After college, as my friends left Michigan for better opportunities, I was determined to help fix this broken, chaotic city by building my own home in the middle of it. I was 23 years old.

Being the young, idealistic, U of M educated sort, I’d say Mr. Philp probably considers himself fairly liberal, whereas I consider myself an orthospherian sort of reactionary. Nevertheless, I found much to admire in this young man and had a brief, interesting chat with him about urban farming after his talk. He told me that Detroiters he knows have had their goats taken away due to Michigan’s recently-passed (and signed by our Republican governor) regulations denying Right-to-Farm protections to small scale farming in urban and suburban areas (i.e. your backyard chickens are no longer protected by Right-to-Farm laws; also, see this interesting article: Right to Farm protection denied for Michigan farmer’s goats, greenhouse).

He also wrote about an incident that exemplifies something I too have noticed:

One of the [United States Social Forum] events I did see was a march staged by professional protest coordinators who had come in from California opposing Detroit’s trash incinerator, the largest in the United States. It’s located in Poletown. We have an asthma hospitalization rate three times the national average. If you would like an inside look at Detroit’s Third-World level of corruption, a good place to start is the incinerator. You can safely say there is a culture of corruption in your city when the top two politicians, including a former mayor and city council president pro tem, have been, or are currently in, prison for corruption, racketeering, and the like. One former city councilwoman allegedly requested a bribe including 17 pounds of sausages.

The protest would march down Detroit’s main thoroughfare and past the incinerator, presumably raising holy hell and sticking it to the man. They needed a place to stage the making of the props — hundreds of spray-painted sunflower pickets, miniature incinerators, signs. One of my well-meaning neighbors offered The Yes Farm, an abandoned apothecary where we occasionally staged art and music shows.

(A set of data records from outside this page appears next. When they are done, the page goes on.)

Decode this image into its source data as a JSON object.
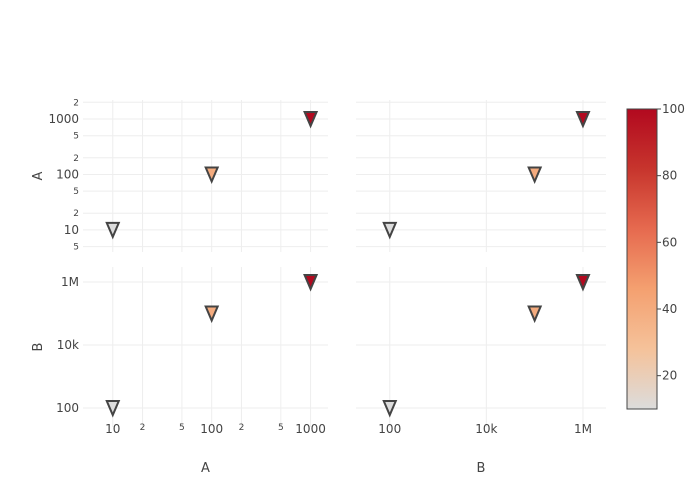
{
  "chart_data": {
    "type": "scatter",
    "marker_symbol": "triangle-down",
    "x_scale": "log",
    "y_scale": "log",
    "columns": [
      {
        "title": "A",
        "x": [
          10,
          100,
          1000
        ],
        "xlim": [
          5,
          1500
        ],
        "major_ticks": [
          {
            "value": 10,
            "label": "10"
          },
          {
            "value": 100,
            "label": "100"
          },
          {
            "value": 1000,
            "label": "1000"
          }
        ],
        "minor_ticks": [
          {
            "value": 20,
            "label": "2"
          },
          {
            "value": 50,
            "label": "5"
          },
          {
            "value": 200,
            "label": "2"
          },
          {
            "value": 500,
            "label": "5"
          }
        ]
      },
      {
        "title": "B",
        "x": [
          100,
          100000,
          1000000
        ],
        "xlim": [
          20,
          3000000
        ],
        "major_ticks": [
          {
            "value": 100,
            "label": "100"
          },
          {
            "value": 10000,
            "label": "10k"
          },
          {
            "value": 1000000,
            "label": "1M"
          }
        ],
        "minor_ticks": []
      }
    ],
    "rows": [
      {
        "title": "A",
        "y": [
          10,
          100,
          1000
        ],
        "ylim": [
          4,
          2200
        ],
        "major_ticks": [
          {
            "value": 10,
            "label": "10"
          },
          {
            "value": 100,
            "label": "100"
          },
          {
            "value": 1000,
            "label": "1000"
          }
        ],
        "minor_ticks": [
          {
            "value": 5,
            "label": "5"
          },
          {
            "value": 20,
            "label": "2"
          },
          {
            "value": 50,
            "label": "5"
          },
          {
            "value": 200,
            "label": "2"
          },
          {
            "value": 500,
            "label": "5"
          },
          {
            "value": 2000,
            "label": "2"
          }
        ]
      },
      {
        "title": "B",
        "y": [
          100,
          100000,
          1000000
        ],
        "ylim": [
          25,
          3000000
        ],
        "major_ticks": [
          {
            "value": 100,
            "label": "100"
          },
          {
            "value": 10000,
            "label": "10k"
          },
          {
            "value": 1000000,
            "label": "1M"
          }
        ],
        "minor_ticks": []
      }
    ],
    "color_values": [
      10,
      40,
      100
    ],
    "colorbar": {
      "range": [
        10,
        100
      ],
      "ticks": [
        20,
        40,
        60,
        80,
        100
      ],
      "colorscale": [
        "#dcdcdc",
        "#f5c29a",
        "#f4a070",
        "#e66a4f",
        "#c7352d",
        "#b2091f"
      ]
    }
  }
}
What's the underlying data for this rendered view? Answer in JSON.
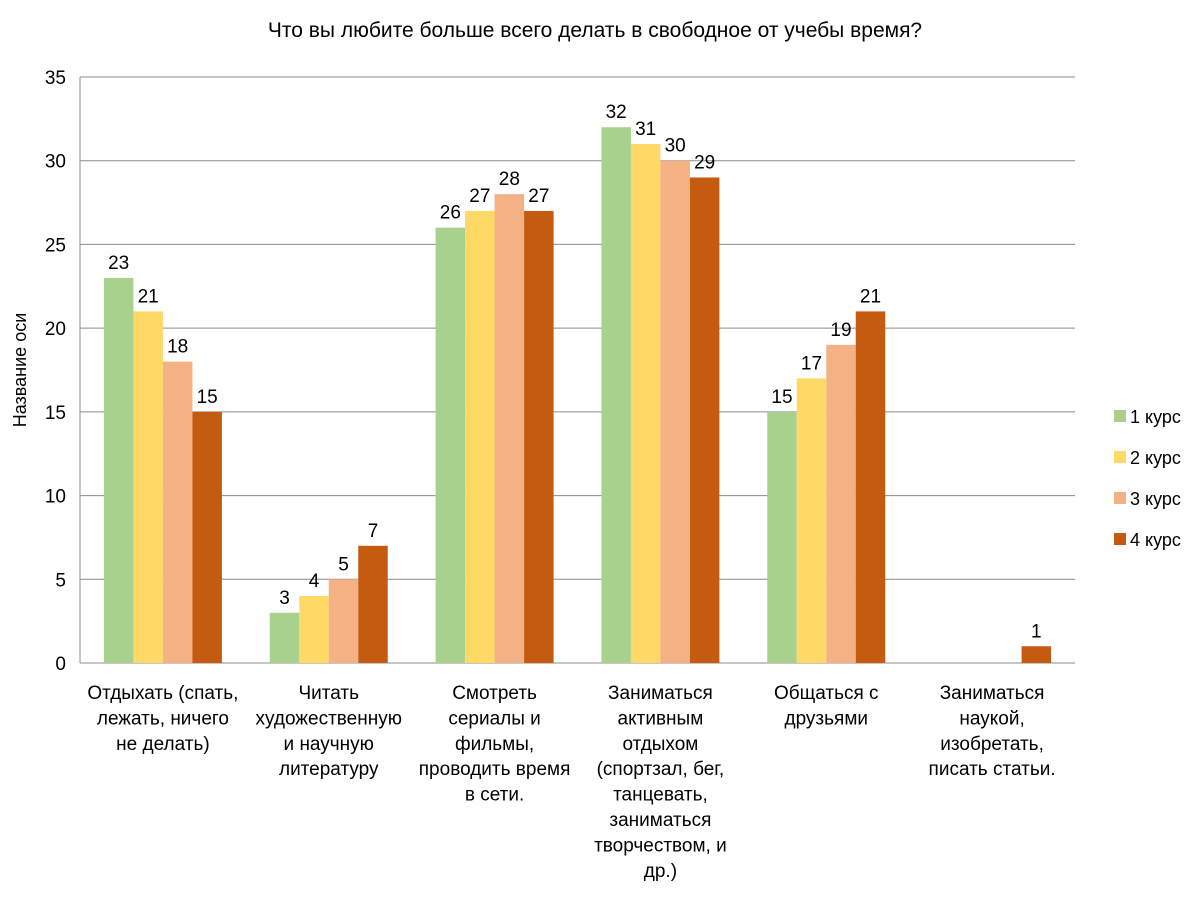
{
  "chart_data": {
    "type": "bar",
    "title": "Что вы любите больше всего делать в свободное от учебы время?",
    "xlabel": "",
    "ylabel": "Название оси",
    "ylim": [
      0,
      35
    ],
    "yticks": [
      0,
      5,
      10,
      15,
      20,
      25,
      30,
      35
    ],
    "grid": true,
    "legend_position": "right",
    "categories": [
      [
        "Отдыхать (спать,",
        "лежать, ничего",
        "не делать)"
      ],
      [
        "Читать",
        "художественную",
        "и научную",
        "литературу"
      ],
      [
        "Смотреть",
        "сериалы и",
        "фильмы,",
        "проводить время",
        "в сети."
      ],
      [
        "Заниматься",
        "активным",
        "отдыхом",
        "(спортзал, бег,",
        "танцевать,",
        "заниматься",
        "творчеством, и",
        "др.)"
      ],
      [
        "Общаться с",
        "друзьями"
      ],
      [
        "Заниматься",
        "наукой,",
        "изобретать,",
        "писать статьи."
      ]
    ],
    "series": [
      {
        "name": "1 курс",
        "color": "#a9d18e",
        "values": [
          23,
          3,
          26,
          32,
          15,
          null
        ]
      },
      {
        "name": "2 курс",
        "color": "#ffd966",
        "values": [
          21,
          4,
          27,
          31,
          17,
          null
        ]
      },
      {
        "name": "3 курс",
        "color": "#f4b183",
        "values": [
          18,
          5,
          28,
          30,
          19,
          null
        ]
      },
      {
        "name": "4 курс",
        "color": "#c55a11",
        "values": [
          15,
          7,
          27,
          29,
          21,
          1
        ]
      }
    ]
  }
}
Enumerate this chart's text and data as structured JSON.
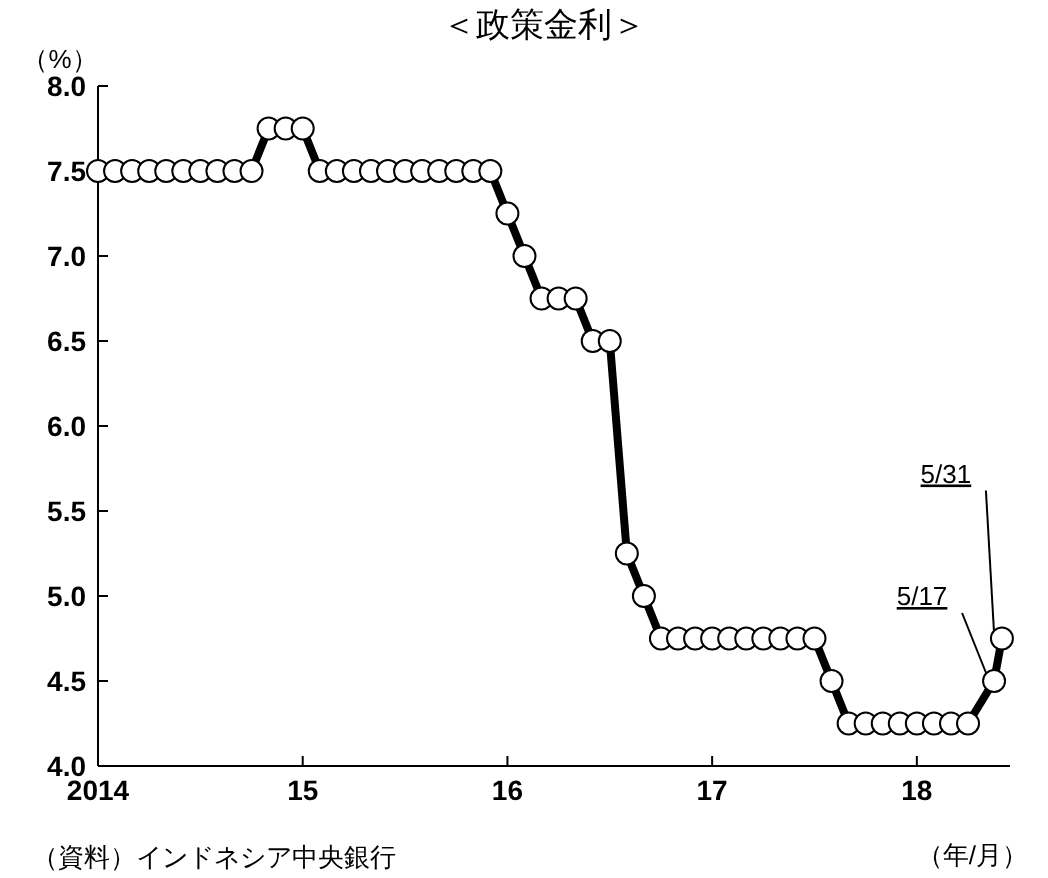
{
  "chart_data": {
    "type": "line",
    "title": "＜政策金利＞",
    "ylabel": "（%）",
    "xlabel": "（年/月）",
    "x": [
      "2014-01",
      "2014-02",
      "2014-03",
      "2014-04",
      "2014-05",
      "2014-06",
      "2014-07",
      "2014-08",
      "2014-09",
      "2014-10",
      "2014-11",
      "2014-12",
      "2015-01",
      "2015-02",
      "2015-03",
      "2015-04",
      "2015-05",
      "2015-06",
      "2015-07",
      "2015-08",
      "2015-09",
      "2015-10",
      "2015-11",
      "2015-12",
      "2016-01",
      "2016-02",
      "2016-03",
      "2016-04",
      "2016-05",
      "2016-06",
      "2016-07",
      "2016-08",
      "2016-09",
      "2016-10",
      "2016-11",
      "2016-12",
      "2017-01",
      "2017-02",
      "2017-03",
      "2017-04",
      "2017-05",
      "2017-06",
      "2017-07",
      "2017-08",
      "2017-09",
      "2017-10",
      "2017-11",
      "2017-12",
      "2018-01",
      "2018-02",
      "2018-03",
      "2018-04",
      "2018-05-17",
      "2018-05-31"
    ],
    "series": [
      {
        "color": "#000000",
        "values": [
          7.5,
          7.5,
          7.5,
          7.5,
          7.5,
          7.5,
          7.5,
          7.5,
          7.5,
          7.5,
          7.75,
          7.75,
          7.75,
          7.5,
          7.5,
          7.5,
          7.5,
          7.5,
          7.5,
          7.5,
          7.5,
          7.5,
          7.5,
          7.5,
          7.25,
          7.0,
          6.75,
          6.75,
          6.75,
          6.5,
          6.5,
          5.25,
          5.0,
          4.75,
          4.75,
          4.75,
          4.75,
          4.75,
          4.75,
          4.75,
          4.75,
          4.75,
          4.75,
          4.5,
          4.25,
          4.25,
          4.25,
          4.25,
          4.25,
          4.25,
          4.25,
          4.25,
          4.5,
          4.75
        ]
      }
    ],
    "xlim": [
      "2014-01",
      "2018-06-15"
    ],
    "xticks": [
      {
        "value": "2014-01",
        "label": "2014"
      },
      {
        "value": "2015-01",
        "label": "15"
      },
      {
        "value": "2016-01",
        "label": "16"
      },
      {
        "value": "2017-01",
        "label": "17"
      },
      {
        "value": "2018-01",
        "label": "18"
      }
    ],
    "ylim": [
      4.0,
      8.0
    ],
    "yticks": [
      {
        "value": 4.0,
        "label": "4.0"
      },
      {
        "value": 4.5,
        "label": "4.5"
      },
      {
        "value": 5.0,
        "label": "5.0"
      },
      {
        "value": 5.5,
        "label": "5.5"
      },
      {
        "value": 6.0,
        "label": "6.0"
      },
      {
        "value": 6.5,
        "label": "6.5"
      },
      {
        "value": 7.0,
        "label": "7.0"
      },
      {
        "value": 7.5,
        "label": "7.5"
      },
      {
        "value": 8.0,
        "label": "8.0"
      }
    ],
    "marker": "circle",
    "line_style": "solid",
    "grid": false,
    "annotations": [
      {
        "text": "5/17",
        "x": "2018-05-17",
        "y": 4.5
      },
      {
        "text": "5/31",
        "x": "2018-05-31",
        "y": 4.75
      },
      "（資料）インドネシア中央銀行"
    ]
  }
}
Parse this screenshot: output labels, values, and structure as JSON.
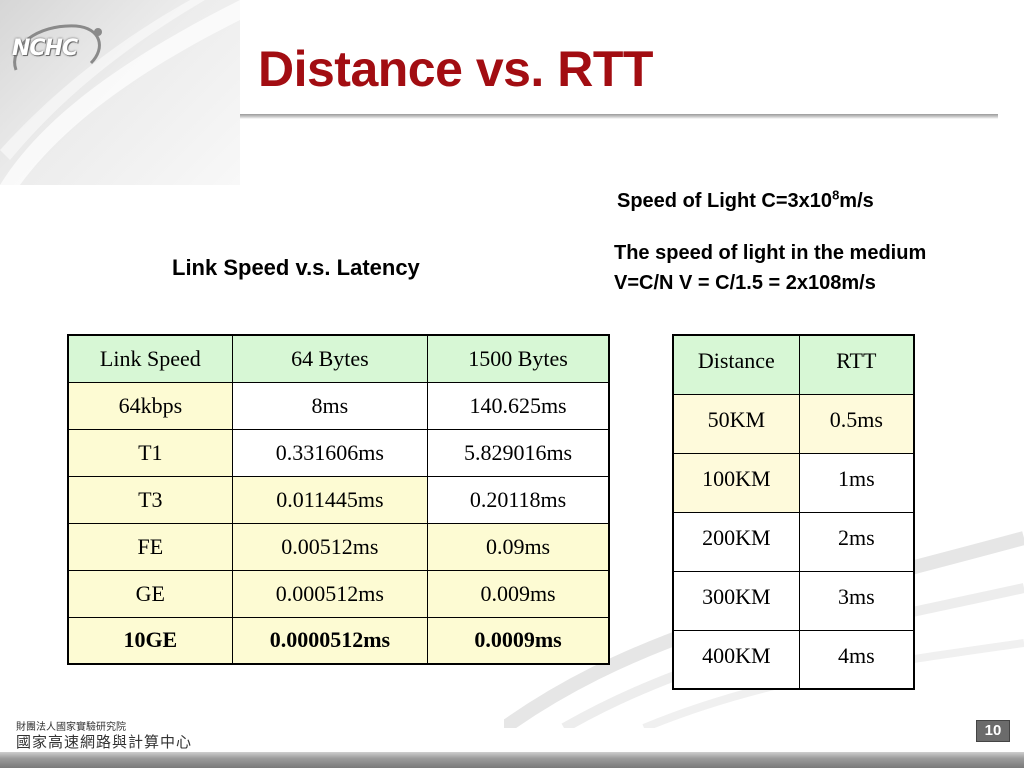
{
  "header": {
    "logo_text": "NCHC",
    "title": "Distance vs. RTT"
  },
  "notes": {
    "light_speed_prefix": "Speed of Light C=3x10",
    "light_speed_exp": "8",
    "light_speed_suffix": "m/s",
    "medium_line1": "The speed of light in the medium",
    "medium_line2": "V=C/N  V = C/1.5 = 2x108m/s"
  },
  "latency_table": {
    "caption": "Link Speed v.s. Latency",
    "headers": [
      "Link Speed",
      "64 Bytes",
      "1500 Bytes"
    ],
    "rows": [
      [
        "64kbps",
        "8ms",
        "140.625ms"
      ],
      [
        "T1",
        "0.331606ms",
        "5.829016ms"
      ],
      [
        "T3",
        "0.011445ms",
        "0.20118ms"
      ],
      [
        "FE",
        "0.00512ms",
        "0.09ms"
      ],
      [
        "GE",
        "0.000512ms",
        "0.009ms"
      ],
      [
        "10GE",
        "0.0000512ms",
        "0.0009ms"
      ]
    ]
  },
  "rtt_table": {
    "headers": [
      "Distance",
      "RTT"
    ],
    "rows": [
      [
        "50KM",
        "0.5ms"
      ],
      [
        "100KM",
        "1ms"
      ],
      [
        "200KM",
        "2ms"
      ],
      [
        "300KM",
        "3ms"
      ],
      [
        "400KM",
        "4ms"
      ]
    ]
  },
  "footer": {
    "org_line1": "財團法人國家實驗研究院",
    "org_line2": "國家高速網路與計算中心",
    "page_number": "10"
  },
  "colors": {
    "title": "#a20d12",
    "header_cell": "#d7f7d5",
    "highlight_cell": "#fdfbd3"
  }
}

I guess no one saw the irony in cutting down real pine trees to make fake sunflowers. Or that a protest to demand clean air would use so much aerosol spray paint. But the real irony came when the Social Forum was over and it was time for the out-of-towners to leave for the next protest.

“What are you going to do with all this stuff?” we asked.

“Why don’t you just recycle it?” they said.

“Where?”

They left it all in The Yes Farm and split, leaving it for us to deal with. Now we had another pile of trash to clean up and nowhere for it to go. So while they were gallivanting off to the next good deed, that shit went into the incinerator and into our lungs.

Gee, annoying liberal white people, thanks for adding to the pollution of Detroit’s air. Image source

Our Republican governor had no problem removing Right to Farm protection from small scale urban farmers, and Democrats and other leftists have no common sense and are not only useless but actively make things worse, as Drew’s protest march anecdote demonstrates.

I don’t know the answer, but there’s got to be another way. The left and right – conservative and liberal – ideologies in this country are not serving us well. Conservatives have sold their souls to capitalism and liberals have sold their souls to debauchery and destruction, but both sides seem to love the rebellion against kith and kin that democracy always seems to bring wherever it lands.

What I admire about young men like Drew Philps is that they have become relatively apolitical; they no longer seem to trust that the government will necessarily make wise decisions, and they aren’t waiting around for government and capitalism to solve everyone’s problems. Drew told us at the talk that most of them try to stay off local government radar because it just ends up causing headaches and they just want to get stuff done. They don’t want to govern, they don’t want to march, they don’t want to protest.  They want to work, they want to build and rebuild, they want to plant and grow.